同社はキャラクターコンテンツを40年以上手掛けており、その知見の蓄積を生かし、IPとAIを融合したコミュニケーション事業を本格化する。レックの青木光男社長は、6月17日に開催した新製品発表会で、「アイチャーミーを作ろうとしたきっかけは、旅行先で女性たちが小さなぬいぐるみと共に写真を撮って楽しむ様子を見たことでした。感情移入できて寄り添えるものがあってもいいのではないかと思い開発を行いました」と説明した。
アイチャーミーは、AIを内蔵したキャラクターぬいぐるみの本体、着替え衣装などのキャラクター関連グッズ、AI会話に関する月額サブスクリプションサービスなどを用意する。IPのパワー、リーズナブル、テクノロジーの三つの特長を持ち、今後は共通の基盤の上に、キャラクターやアーティスト、アバターなどの多彩な展開を行っていく。価格帯はぬいぐるみ本体が1万5000円以下、サブスクリプションサービスが月1000円以下、コンテンツ販売が1000円からとなる予定。
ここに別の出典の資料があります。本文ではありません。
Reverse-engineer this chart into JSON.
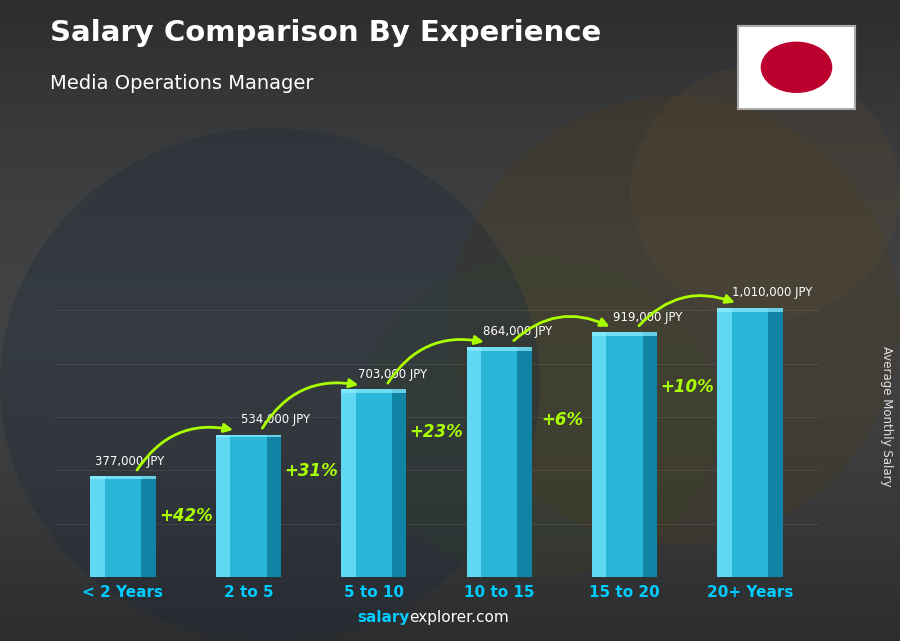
{
  "title": "Salary Comparison By Experience",
  "subtitle": "Media Operations Manager",
  "categories": [
    "< 2 Years",
    "2 to 5",
    "5 to 10",
    "10 to 15",
    "15 to 20",
    "20+ Years"
  ],
  "values": [
    377000,
    534000,
    703000,
    864000,
    919000,
    1010000
  ],
  "labels": [
    "377,000 JPY",
    "534,000 JPY",
    "703,000 JPY",
    "864,000 JPY",
    "919,000 JPY",
    "1,010,000 JPY"
  ],
  "pct_changes": [
    "+42%",
    "+31%",
    "+23%",
    "+6%",
    "+10%"
  ],
  "bar_color_main": "#29b6d8",
  "bar_color_light": "#6de0f7",
  "bar_color_dark": "#0e7fa0",
  "background_color": "#2d2d2d",
  "title_color": "#ffffff",
  "subtitle_color": "#ffffff",
  "label_color": "#ffffff",
  "pct_color": "#aaff00",
  "xlabel_color": "#00ccff",
  "watermark_cyan": "salary",
  "watermark_white": "explorer.com",
  "ylabel": "Average Monthly Salary",
  "ylim_max": 1250000,
  "flag_color": "#bc002d"
}
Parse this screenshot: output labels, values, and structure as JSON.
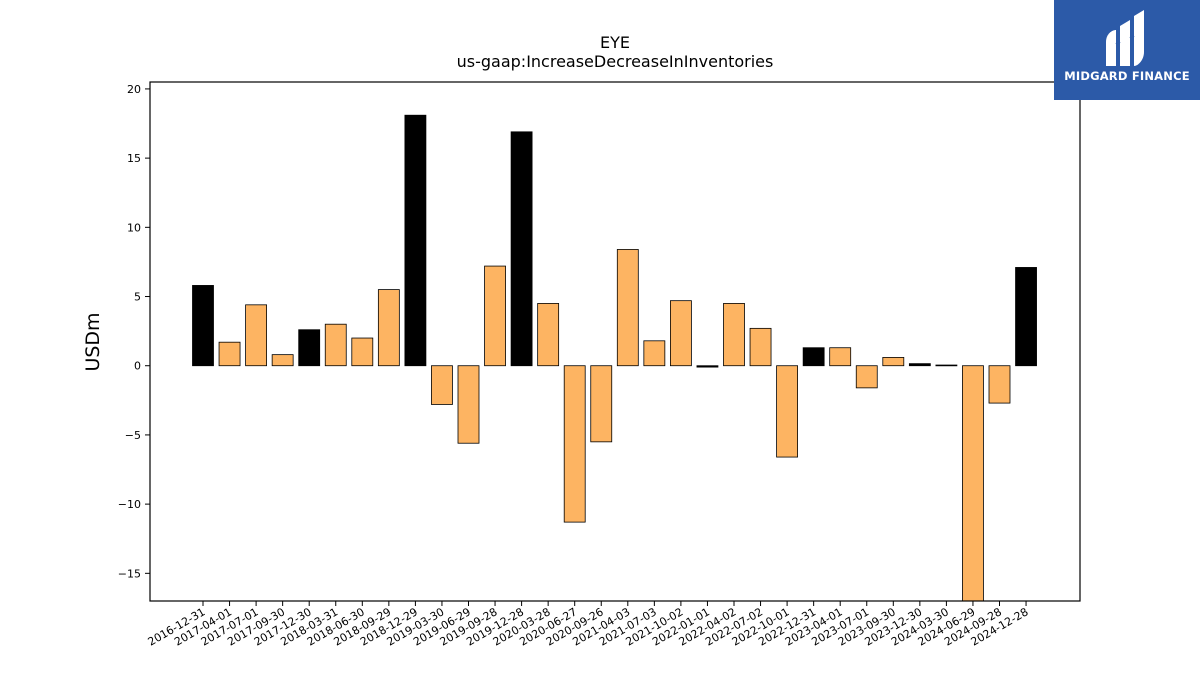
{
  "logo": {
    "text": "MIDGARD FINANCE"
  },
  "colors": {
    "positive_highlight": "#000000",
    "normal": "#fdb462",
    "edge": "#000000",
    "logo_bg": "#2c5aa8"
  },
  "chart_data": {
    "type": "bar",
    "title": "EYE",
    "subtitle": "us-gaap:IncreaseDecreaseInInventories",
    "xlabel": "",
    "ylabel": "USDm",
    "ylim": [
      -17,
      20.5
    ],
    "yticks": [
      20,
      15,
      10,
      5,
      0,
      -5,
      -10,
      -15
    ],
    "ytick_labels": [
      "20",
      "15",
      "10",
      "5",
      "0",
      "−5",
      "−10",
      "−15"
    ],
    "grid": false,
    "categories": [
      "2016-12-31",
      "2017-04-01",
      "2017-07-01",
      "2017-09-30",
      "2017-12-30",
      "2018-03-31",
      "2018-06-30",
      "2018-09-29",
      "2018-12-29",
      "2019-03-30",
      "2019-06-29",
      "2019-09-28",
      "2019-12-28",
      "2020-03-28",
      "2020-06-27",
      "2020-09-26",
      "2021-04-03",
      "2021-07-03",
      "2021-10-02",
      "2022-01-01",
      "2022-04-02",
      "2022-07-02",
      "2022-10-01",
      "2022-12-31",
      "2023-04-01",
      "2023-07-01",
      "2023-09-30",
      "2023-12-30",
      "2024-03-30",
      "2024-06-29",
      "2024-09-28",
      "2024-12-28"
    ],
    "values": [
      5.8,
      1.7,
      4.4,
      0.8,
      2.6,
      3.0,
      2.0,
      5.5,
      18.1,
      -2.8,
      -5.6,
      7.2,
      16.9,
      4.5,
      -11.3,
      -5.5,
      8.4,
      1.8,
      4.7,
      -0.1,
      4.5,
      2.7,
      -6.6,
      1.3,
      1.3,
      -1.6,
      0.6,
      0.15,
      0.05,
      -17.0,
      -2.7,
      7.1
    ],
    "highlight": [
      true,
      false,
      false,
      false,
      true,
      false,
      false,
      false,
      true,
      false,
      false,
      false,
      true,
      false,
      false,
      false,
      false,
      false,
      false,
      true,
      false,
      false,
      false,
      true,
      false,
      false,
      false,
      true,
      true,
      false,
      false,
      true
    ]
  }
}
第1弾の「マツケンバージョン」は、松平本人の声や話し方を収録した後、AI人格の開発を行い、キャラクターを再現。毎日会話するほど親密度が上がり、キャラクターの世界観を保持しつつ、自分だけの特別な関係性を実現する。親密度はスマホアプリで確認することができる。松平はスケジュールの確認をしたりクイズを出したりするアイチャーミーを体験し、「脳活にも役立つのではないかと思います」と商品力の高さをアピールした。
アイチャーミーは、将来的に日本語だけでなく英語や中国語などの多言語対応による海外展開も視野に入れ、世代や言語の枠を超えた体験を届ける計画だ。販路はEC・一般流通・BtoBなど多様に広げ、初年度の売り上げは10万個、3年目に100万個を目指す。